Le piton calcaire des Pyrénées ariégeoises, qui culmine à 1207 mètres et où fut installé le château de Montségur, est appelé communément “pog”. C’est Raymond de Pereille qui accepta de fortifier le site au début du XIIIe siècle, et il est difficile de savoir ce qui existait auparavant sur ce sommet. Les cathares en firent leur refuge à mesure que se développait l’offensive des croisés et de l’Eglise catholique.

L’HISTOIRE :

L’âme de la résistance fut bien Guilhabert de Castres. C’est lui qui avait accueilli Esclarmonde de Foix dans l’église cathare, c’est lui qui avait discuté au colloque de Montréal (Aude). Réfugié à Montségur, il sut se tourner vers la noblesse pour chercher des secours. En 1221, à Mirepoix, il rencontra deux grands seigneurs féodaux des Pyrénées à cette fin. Profitant de la trêve, il se remit à prêcher ouvertement dans le plat-pays. Mais l’offensive de l’armée royale l’obligea à s’enfuir.
Après la soumission du comte de Toulouse en 1229, un groupe important autour de Guilhabert de Castres supplia Raimond de Pereille de les accueillir dans sa citadelle de Montségur où l’Eglise des hérétiques aurait désormais “ son siège et sa tête”. Là, Guilhabert fit des ordinations ; de là, il envoya et il défendit ses diacres et ses parfaits.
Des chevaliers s’installèrent à Monségur, avec leurs écuyers; ils vivaient sur le trésor de l’Eglise cathare. En effet les croyants ne manquaient pas de faire des legs au moment de leur mort. Cet argent était aussi utilisé pour payer des barons qui acceptaient, contre argent, de protéger les Parfaits.
L’armée royale voulut venger l’attentat contre l’Inquisition à Avignonet. Montségur était la clef de la résistance au roi et à l’Eglise : la place devait être prise. La garnison devait comporter quelque trois cent quarante personnes autour de Roger de Mirepoix et de Raimond de Péreille, son cousin germain et beau-père. On comptait 160 laïcs dont 27 femmes et 20 sergents, et 180 parfaits. Guilhabert de Castres était mort et Bertrand Marty lui avait succédé. Il est difficile d’imaginer l’état ancien du château qui a été sans doute remanié. En tout cas, Montségur était une place difficile à ravitailler.
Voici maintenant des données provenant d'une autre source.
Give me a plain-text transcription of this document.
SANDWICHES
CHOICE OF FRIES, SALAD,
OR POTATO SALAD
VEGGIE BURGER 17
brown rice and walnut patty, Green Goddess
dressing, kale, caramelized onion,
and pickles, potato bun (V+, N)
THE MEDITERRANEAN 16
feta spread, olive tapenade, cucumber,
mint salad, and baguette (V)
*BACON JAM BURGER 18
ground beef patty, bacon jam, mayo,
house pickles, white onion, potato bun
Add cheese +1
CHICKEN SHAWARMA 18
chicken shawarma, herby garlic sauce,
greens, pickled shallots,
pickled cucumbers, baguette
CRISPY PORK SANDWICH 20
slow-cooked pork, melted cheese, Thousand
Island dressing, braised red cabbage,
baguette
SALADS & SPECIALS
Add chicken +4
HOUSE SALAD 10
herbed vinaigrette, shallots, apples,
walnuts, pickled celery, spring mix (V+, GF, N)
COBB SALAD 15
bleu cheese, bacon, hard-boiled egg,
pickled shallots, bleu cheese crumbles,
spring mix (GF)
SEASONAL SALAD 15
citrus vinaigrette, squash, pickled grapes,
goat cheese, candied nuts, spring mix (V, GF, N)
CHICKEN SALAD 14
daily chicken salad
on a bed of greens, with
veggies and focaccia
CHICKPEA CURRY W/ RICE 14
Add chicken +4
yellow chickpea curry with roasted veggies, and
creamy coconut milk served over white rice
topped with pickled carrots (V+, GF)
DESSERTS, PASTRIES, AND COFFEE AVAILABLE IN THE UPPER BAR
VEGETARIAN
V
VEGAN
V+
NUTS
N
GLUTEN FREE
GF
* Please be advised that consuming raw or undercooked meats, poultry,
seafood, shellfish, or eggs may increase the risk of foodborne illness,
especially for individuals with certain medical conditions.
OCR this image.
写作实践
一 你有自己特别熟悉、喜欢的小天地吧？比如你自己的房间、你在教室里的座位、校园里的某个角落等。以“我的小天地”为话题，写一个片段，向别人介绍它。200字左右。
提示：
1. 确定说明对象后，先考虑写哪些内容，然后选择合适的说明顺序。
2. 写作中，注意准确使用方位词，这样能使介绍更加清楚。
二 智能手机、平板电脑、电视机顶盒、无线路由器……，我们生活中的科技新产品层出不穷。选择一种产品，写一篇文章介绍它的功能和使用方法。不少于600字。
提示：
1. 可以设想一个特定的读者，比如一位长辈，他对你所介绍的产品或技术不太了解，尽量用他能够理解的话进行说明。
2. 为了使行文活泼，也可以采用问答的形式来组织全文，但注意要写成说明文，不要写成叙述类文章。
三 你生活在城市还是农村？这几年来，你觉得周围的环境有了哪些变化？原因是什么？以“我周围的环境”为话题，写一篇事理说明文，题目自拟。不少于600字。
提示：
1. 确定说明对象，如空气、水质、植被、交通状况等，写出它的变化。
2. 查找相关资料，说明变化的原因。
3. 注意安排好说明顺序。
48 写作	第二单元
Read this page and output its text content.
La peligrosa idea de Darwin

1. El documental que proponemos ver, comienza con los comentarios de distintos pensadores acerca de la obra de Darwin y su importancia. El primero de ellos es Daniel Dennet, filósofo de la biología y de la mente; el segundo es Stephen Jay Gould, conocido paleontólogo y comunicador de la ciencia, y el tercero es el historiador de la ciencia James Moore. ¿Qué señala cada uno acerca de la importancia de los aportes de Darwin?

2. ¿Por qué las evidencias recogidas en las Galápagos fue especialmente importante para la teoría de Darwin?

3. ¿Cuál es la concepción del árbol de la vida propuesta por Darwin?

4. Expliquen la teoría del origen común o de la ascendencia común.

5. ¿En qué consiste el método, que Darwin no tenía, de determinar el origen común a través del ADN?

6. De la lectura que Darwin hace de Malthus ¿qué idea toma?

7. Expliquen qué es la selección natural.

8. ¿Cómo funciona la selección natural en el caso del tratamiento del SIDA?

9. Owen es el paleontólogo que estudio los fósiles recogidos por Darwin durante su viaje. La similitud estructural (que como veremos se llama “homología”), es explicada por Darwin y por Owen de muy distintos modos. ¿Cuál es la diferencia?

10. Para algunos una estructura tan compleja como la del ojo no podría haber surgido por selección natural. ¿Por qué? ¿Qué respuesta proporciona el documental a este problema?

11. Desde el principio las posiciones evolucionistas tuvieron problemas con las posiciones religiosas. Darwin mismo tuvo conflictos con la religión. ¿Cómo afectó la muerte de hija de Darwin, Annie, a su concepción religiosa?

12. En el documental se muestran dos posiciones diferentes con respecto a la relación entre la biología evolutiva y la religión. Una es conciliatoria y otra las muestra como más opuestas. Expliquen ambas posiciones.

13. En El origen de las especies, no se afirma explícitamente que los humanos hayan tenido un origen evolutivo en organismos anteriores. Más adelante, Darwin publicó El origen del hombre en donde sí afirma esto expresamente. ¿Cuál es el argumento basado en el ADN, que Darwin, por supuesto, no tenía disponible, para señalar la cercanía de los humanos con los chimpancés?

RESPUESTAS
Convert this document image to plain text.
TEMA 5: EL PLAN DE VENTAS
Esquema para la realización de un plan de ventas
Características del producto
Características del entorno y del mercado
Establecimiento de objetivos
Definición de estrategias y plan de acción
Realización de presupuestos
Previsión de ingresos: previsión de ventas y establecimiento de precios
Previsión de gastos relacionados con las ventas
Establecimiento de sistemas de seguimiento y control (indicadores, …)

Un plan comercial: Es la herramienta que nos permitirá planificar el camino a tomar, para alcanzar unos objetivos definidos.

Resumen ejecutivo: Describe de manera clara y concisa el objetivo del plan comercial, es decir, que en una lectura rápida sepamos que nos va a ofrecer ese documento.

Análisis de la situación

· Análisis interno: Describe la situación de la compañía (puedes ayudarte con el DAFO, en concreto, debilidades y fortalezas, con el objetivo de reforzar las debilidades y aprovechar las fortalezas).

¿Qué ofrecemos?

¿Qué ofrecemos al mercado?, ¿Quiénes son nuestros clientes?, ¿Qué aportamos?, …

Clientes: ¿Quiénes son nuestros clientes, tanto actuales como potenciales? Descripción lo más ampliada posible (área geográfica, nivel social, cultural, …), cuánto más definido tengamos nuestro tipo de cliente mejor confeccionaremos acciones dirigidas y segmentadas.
Le siège débuta au printemps 1243. Il était conduit par le sénéchal de Carcassonne, Hugues des Arcis, accompagné de Pierre Amiel, archevêque de Narbonne, ainsi que de l’évêque d’Albi. En raison du site, il fut impossible d’isoler la forteresse car des audacieux réussirent en permanence à se glisser dans la citadelle pour apporter des nouvelles de l’extérieur. Ce furent des Gascons qui réussirent à prendre pied sur la montagne par une escalade nocturne. Ils prirent un poste de guet. L’évêque d’Albi, qui était un habile ingénieur en matière de machines de guerre, installa une pierrière qui accabla les assiégés. Mais un autre ingénieur, Bertrand de Capdenac, réussit à entrer dans Montségur.
Néanmoins le 1er mars 1244, Pierre Roger de Mirepoix se rendit. Il avait négocié sa reddition, demandé la vie libre pour les laïcs, mais livré les parfaits qui eurent à choisir entre le bûcher et l’abjuration. Environ deux cents périrent par le feu. “la chute de Montségur était un symbole. Mais, si elle consacrait la disparition de la forme “monastique” la plus achevée, avec sa hiérarchie complète, sa “supérieure” des parfaites, ses maisons, ses “ services” mensuels, elle n’affectait qu’assez peu le ministère actif des prédicateurs encore nombreux disséminés dans la clandestinité.” (Jean Duvernoy). Une stèle discoïdale a été inaugurée le 6 juin 1960 par la Société du souvenir et des études cathares pour rappeler ce que fut ce “champ des brûlés”.

Le site :

Un donjon, au sommet du pog, était enveloppé d’une enceinte. Un village se blottissait entre le château et le bord des impressionnantes falaises. Au sud, des murs successifs protégeaient le château - le visiteur, aujourd’hui comme jadis, arrivait par ce versant. Au Nord-Est, un poste de guet occupait le Roc de la Tour : c’est ce rocher dont des Gascons s’emparèrent, menaçant ainsi les assiégés pendant le siège.

Le mystère :

Quatre cathares réussirent à s’échapper. Peut-être devaient-ils sauver des livres sacrés ou préserver un trésor. Deux parfaits auraient déjà évacué ce trésor dès 1243. Alors, l’imagination s’est enflammée sur cet épisode. En s’appuyant sur Wolfram von Eschenbach, un trouvère germanique, Montségur a été assimilé au château de Graal et cette idée a été reprise au XXe siècle par l’écrivain Otto Rahn qui semble avoir été ensuite au service de Himler et de la propagande nazie. Comme les cathares avaient un mépris certain pour la matière, vecteur du Mal, il semble bien improbable qu’ils aient accordé une valeur singulière à des reliques magiques.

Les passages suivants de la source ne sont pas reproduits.